The results showed that specific depletion of microglia resulted in a significant decrease in ischemic infarct volume and improved performance in motor ability 3 days after stroke. Microglial depletion caused a remarkable reduction in the densities of degenerating neurons and inducible nitric oxide synthase positive (iNOS) cells. Importantly, depleting microglia induced a significant increase in the mRNA expression level of anti-inflammatory factors TGF-β1, Arg1, IL-10, IL-4, and Ym1 as well as a significant decline of pro-inflammatory factors TNF-α, iNOS, and IL-1β 3 days after stroke.
These results suggest that activated microglia is an important modulator of the brain's inflammatory response in stroke, contributing to neurological deficit and infarct expansion. Modulation of the inflammatory response through the elimination of microglia at a precise time point may be a promising therapeutic approach for the treatment of cerebral ischemia.

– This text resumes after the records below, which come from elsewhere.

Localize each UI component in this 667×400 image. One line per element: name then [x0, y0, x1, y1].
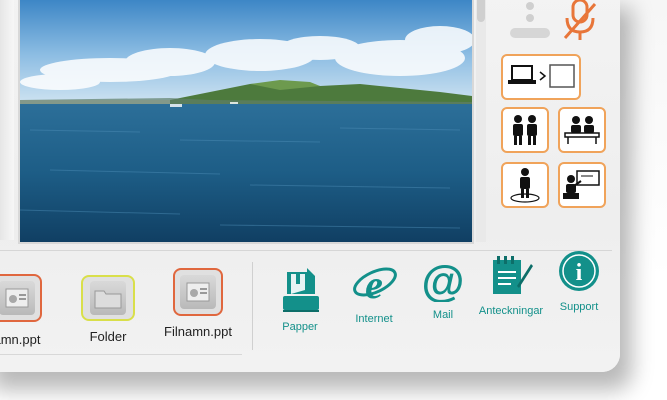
- preview-image[interactable]: [20, 0, 472, 242]
- file-box: [81, 275, 135, 321]
- file-label: Folder: [89, 329, 127, 344]
- file-box: [0, 274, 42, 322]
- file-item[interactable]: Filnamn.ppt: [153, 268, 243, 339]
- speaker-indicator: [505, 0, 555, 44]
- folder-icon: [94, 290, 122, 309]
- internet-label: Internet: [355, 313, 393, 325]
- papper-button[interactable]: Papper: [260, 266, 340, 333]
- file-item[interactable]: amn.ppt: [0, 274, 62, 347]
- toolbar-divider: [252, 262, 253, 350]
- preview-scrollbar[interactable]: [476, 0, 486, 242]
- info-icon: i: [559, 251, 599, 291]
- scrollbar-thumb[interactable]: [477, 0, 485, 22]
- file-box: [173, 268, 223, 316]
- file-item[interactable]: Folder: [63, 275, 153, 344]
- papper-label: Papper: [282, 321, 318, 333]
- files-underline: [0, 354, 242, 355]
- svg-text:@: @: [422, 257, 465, 302]
- svg-text:i: i: [576, 260, 583, 286]
- laptop-to-screen-icon: [508, 64, 575, 88]
- presenter-board-icon: [563, 170, 600, 199]
- single-person-spotlight-icon: [510, 168, 540, 203]
- internet-e-icon: e: [353, 262, 397, 307]
- ppt-file-icon: [186, 282, 210, 302]
- support-label: Support: [559, 301, 599, 313]
- file-label: amn.ppt: [0, 332, 41, 347]
- left-scroll-strip: [0, 0, 14, 240]
- mode-presenter-button[interactable]: [558, 162, 606, 208]
- mode-single-person-button[interactable]: [501, 162, 549, 208]
- meeting-table-icon: [564, 116, 600, 144]
- panel-divider: [0, 250, 612, 251]
- mode-laptop-to-screen-button[interactable]: [501, 54, 581, 100]
- at-sign-icon: @: [422, 257, 465, 306]
- support-button[interactable]: i Support: [539, 248, 619, 313]
- file-label: Filnamn.ppt: [164, 324, 232, 339]
- notepad-pen-icon: [493, 256, 533, 294]
- paper-hand-icon: [283, 268, 319, 312]
- mic-muted-icon[interactable]: [562, 0, 598, 42]
- mode-two-people-button[interactable]: [501, 107, 549, 153]
- mode-meeting-button[interactable]: [558, 107, 606, 153]
- internet-button[interactable]: e Internet: [334, 258, 414, 325]
- svg-text:e: e: [365, 262, 383, 306]
- two-people-icon: [513, 115, 537, 145]
- ppt-file-icon: [5, 288, 29, 308]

缺血可诱导脑内小胶质细胞快速激活。作为关键的免疫活性细胞,反应性小胶质细胞在缺血性脑卒中的病理发展过程中发挥重要作用。然而,激活的小胶质细胞在缺血发展过程中的作用仍存在争议。因此,我们旨在研究反应性小胶质细胞在缺血性脑卒中早期的功能。
应用孟加拉玫瑰红光血栓形成模型诱导小鼠发生靶向性缺血性脑卒中。利用CX3CR1:R26小鼠,通过胃内给予他莫昔芬(Ta)和腹腔注射白喉毒素(DT)特异性清除驻留小胶质细胞。在缺血性脑卒中后第3天进行行为测试。之后,收集小鼠大脑进行进一步的组织学分析和炎症因子mRNA表达检测。

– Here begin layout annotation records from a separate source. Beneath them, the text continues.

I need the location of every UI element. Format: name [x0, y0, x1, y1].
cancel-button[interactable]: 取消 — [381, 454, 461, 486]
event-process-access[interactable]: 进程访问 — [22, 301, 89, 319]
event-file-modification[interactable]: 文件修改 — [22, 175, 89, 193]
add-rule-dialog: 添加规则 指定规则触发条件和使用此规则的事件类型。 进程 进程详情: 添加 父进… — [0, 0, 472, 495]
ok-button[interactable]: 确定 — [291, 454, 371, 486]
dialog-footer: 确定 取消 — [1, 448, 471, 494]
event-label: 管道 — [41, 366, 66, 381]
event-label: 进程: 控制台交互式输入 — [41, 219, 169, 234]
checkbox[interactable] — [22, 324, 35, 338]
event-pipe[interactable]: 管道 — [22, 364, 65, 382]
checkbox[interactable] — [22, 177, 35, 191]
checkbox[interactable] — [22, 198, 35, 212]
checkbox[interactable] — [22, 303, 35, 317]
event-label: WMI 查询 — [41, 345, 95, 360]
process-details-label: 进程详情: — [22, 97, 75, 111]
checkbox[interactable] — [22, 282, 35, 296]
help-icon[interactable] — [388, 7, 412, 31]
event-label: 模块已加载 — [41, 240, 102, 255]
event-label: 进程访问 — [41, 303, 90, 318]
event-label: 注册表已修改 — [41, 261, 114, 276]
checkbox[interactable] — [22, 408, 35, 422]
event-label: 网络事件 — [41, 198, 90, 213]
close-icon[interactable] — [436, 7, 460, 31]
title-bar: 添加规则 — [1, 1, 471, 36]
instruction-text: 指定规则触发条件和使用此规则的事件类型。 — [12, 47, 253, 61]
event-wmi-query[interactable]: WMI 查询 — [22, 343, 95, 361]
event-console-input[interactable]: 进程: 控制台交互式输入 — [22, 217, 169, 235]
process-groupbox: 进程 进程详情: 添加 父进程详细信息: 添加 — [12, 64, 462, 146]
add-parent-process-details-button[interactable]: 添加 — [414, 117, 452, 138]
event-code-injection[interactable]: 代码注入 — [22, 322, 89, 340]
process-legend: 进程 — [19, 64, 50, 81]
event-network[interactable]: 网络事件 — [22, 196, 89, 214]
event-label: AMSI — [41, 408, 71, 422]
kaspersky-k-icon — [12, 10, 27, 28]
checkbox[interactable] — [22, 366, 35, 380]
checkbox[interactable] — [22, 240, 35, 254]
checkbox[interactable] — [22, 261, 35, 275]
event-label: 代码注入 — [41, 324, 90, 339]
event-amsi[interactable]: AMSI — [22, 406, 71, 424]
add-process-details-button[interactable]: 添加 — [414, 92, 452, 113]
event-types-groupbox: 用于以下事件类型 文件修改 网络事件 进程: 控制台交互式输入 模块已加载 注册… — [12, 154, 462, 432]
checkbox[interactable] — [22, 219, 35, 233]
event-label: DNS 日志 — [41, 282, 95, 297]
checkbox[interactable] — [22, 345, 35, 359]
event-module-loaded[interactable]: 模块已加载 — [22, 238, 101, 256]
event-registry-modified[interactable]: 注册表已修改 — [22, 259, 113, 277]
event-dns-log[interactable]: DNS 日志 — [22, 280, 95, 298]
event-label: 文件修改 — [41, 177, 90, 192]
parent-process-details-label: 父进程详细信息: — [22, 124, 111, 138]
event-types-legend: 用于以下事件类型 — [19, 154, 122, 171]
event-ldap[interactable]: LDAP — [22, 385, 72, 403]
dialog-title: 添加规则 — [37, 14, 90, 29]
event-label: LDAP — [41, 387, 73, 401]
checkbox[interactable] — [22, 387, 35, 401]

结果显示,小胶质细胞的特异性清除导致缺血梗死体积显著减小,且在脑卒中后3天运动能力表现得到改善。小胶质细胞清除导致变性神经元和诱导型一氧化氮合酶阳性(iNOS)细胞密度显著降低。重要的是,在脑卒中后3天,清除小胶质细胞导致抗炎因子TGF-β1、Arg1、IL-10、IL-4和Ym1的mRNA表达水平显著升高,同时促炎因子TNF-α、iNOS和IL-1β显著下降。
这些结果表明,激活的小胶质细胞是脑卒中时大脑炎症反应的重要调节因子,促成神经功能缺损和梗死灶扩大。在精确的时间点通过清除小胶质细胞来调节炎症反应可能是治疗脑缺血的一种有前景的治疗方法。